Frances had envisaged Jacqui staying with her but Arthur would have none of it. He pointed out that Frances was as blind as a bat; a four-year-old would be too much for her. Besides, she lived outside the town; it was important that the child make friends as soon as possible and she would be more likely to do that in Gallipoli Street than out in the bush.
‘The bush?’ Frances said. ‘Two kilometres. Not even that.’
‘It’ll make it all the easier for you to look after her while I’m at work.’
Frances was willing to fight him about it; she fancied the idea of having a girl to raise.
‘Why’s it so important to you? No man wants a little kid under his feet every day.’
It seemed Arthur did. They argued about it but Arthur would not give way and Frances came to realise that her brother was lonely. By having Jacqui stay with him he would have not only the child, but Frances too.

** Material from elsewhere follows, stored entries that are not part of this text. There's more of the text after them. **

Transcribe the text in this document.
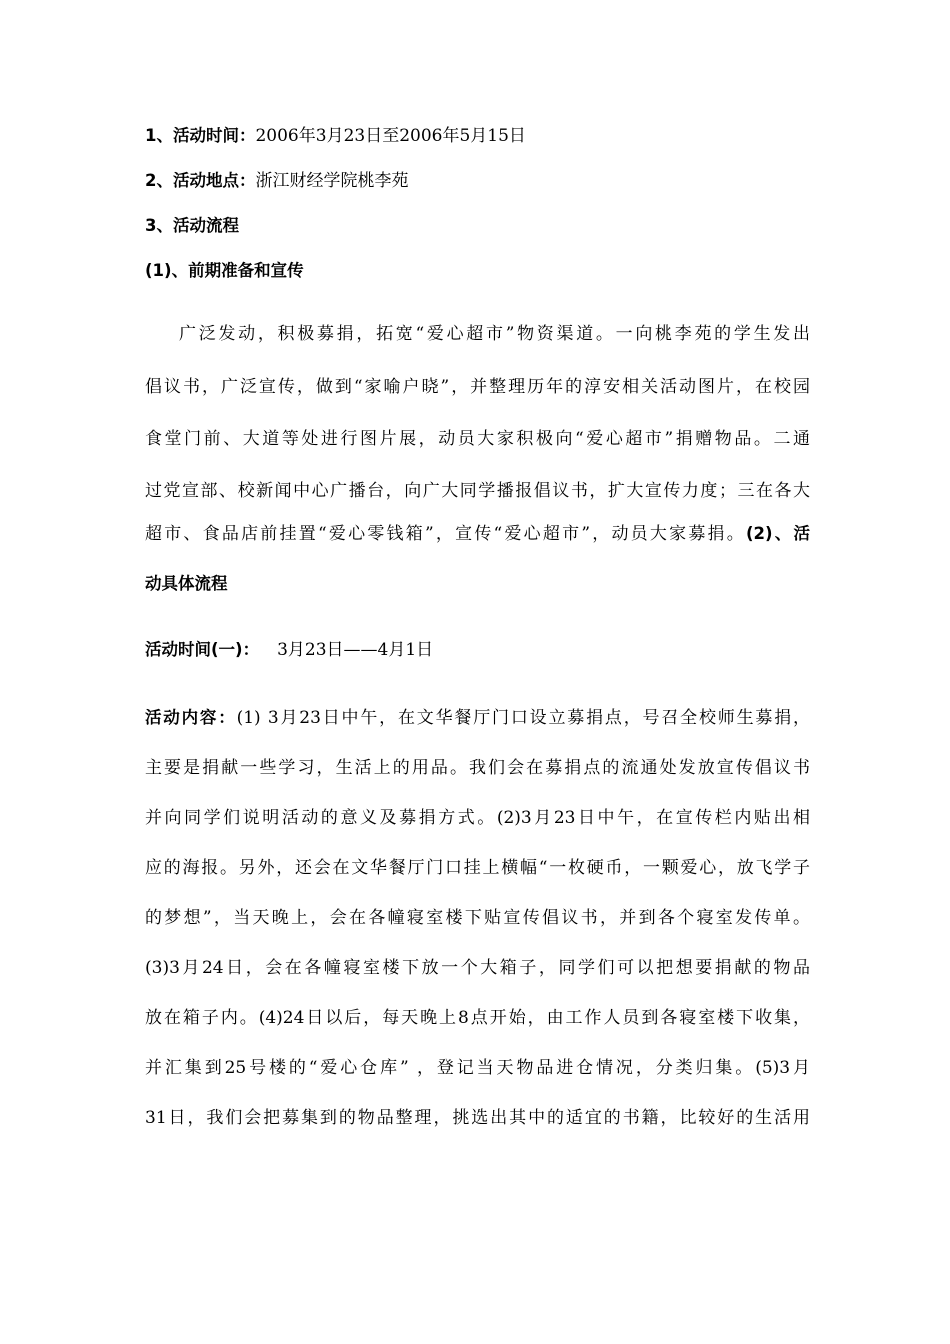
1、活动时间：2006年3月23日至2006年5月15日
2、活动地点：浙江财经学院桃李苑
3、活动流程
(1)、前期准备和宣传
广泛发动，积极募捐，拓宽“爱心超市”物资渠道。一向桃李苑的学生发出
倡议书，广泛宣传，做到“家喻户晓”，并整理历年的淳安相关活动图片，在校园
食堂门前、大道等处进行图片展，动员大家积极向“爱心超市”捐赠物品。二通
过党宣部、校新闻中心广播台，向广大同学播报倡议书，扩大宣传力度；三在各大
超市、食品店前挂置“爱心零钱箱”，宣传“爱心超市”，动员大家募捐。(2)、活
动具体流程
活动时间(一)： 3月23日——4月1日
活动内容：(1) 3月23日中午，在文华餐厅门口设立募捐点，号召全校师生募捐，
主要是捐献一些学习，生活上的用品。我们会在募捐点的流通处发放宣传倡议书
并向同学们说明活动的意义及募捐方式。(2)3月23日中午，在宣传栏内贴出相
应的海报。另外，还会在文华餐厅门口挂上横幅“一枚硬币，一颗爱心，放飞学子
的梦想”，当天晚上，会在各幢寝室楼下贴宣传倡议书，并到各个寝室发传单。
(3)3月24日，会在各幢寝室楼下放一个大箱子，同学们可以把想要捐献的物品
放在箱子内。(4)24日以后，每天晚上8点开始，由工作人员到各寝室楼下收集，
并汇集到25号楼的“爱心仓库” ，登记当天物品进仓情况，分类归集。(5)3月
31日，我们会把募集到的物品整理，挑选出其中的适宜的书籍，比较好的生活用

‘I should have realised it from the first,’ Frances told herself.
So that, eventually, was how they left it: Jacqui would stay in town with Arthur while Frances would come in every day to look after the pair of them. That way they would both have her, and were content.
TWENTY-FIVE
1
When Jacqui Gaddy arrived in Goorapilly she was alone and frightened, a four-year-old child surrounded by strangers. Frances knew little about small children but felt for her in her loneliness and tried to make her feel more at home by telling her stories that she hoped would comfort her. She started off with fairy stories but, when she found that Jacqui was less than impressed by magic frogs, bad fairies and sleeping princesses, she changed her tactics and began to tell her tales about the mountain that loomed over their own town: the ferns and orchids growing on its slopes, the rope-like creepers, the trees covered in moss and the yeti that she said had been miraculously transported from the Himalayan snows to the rainforests of North Queensland.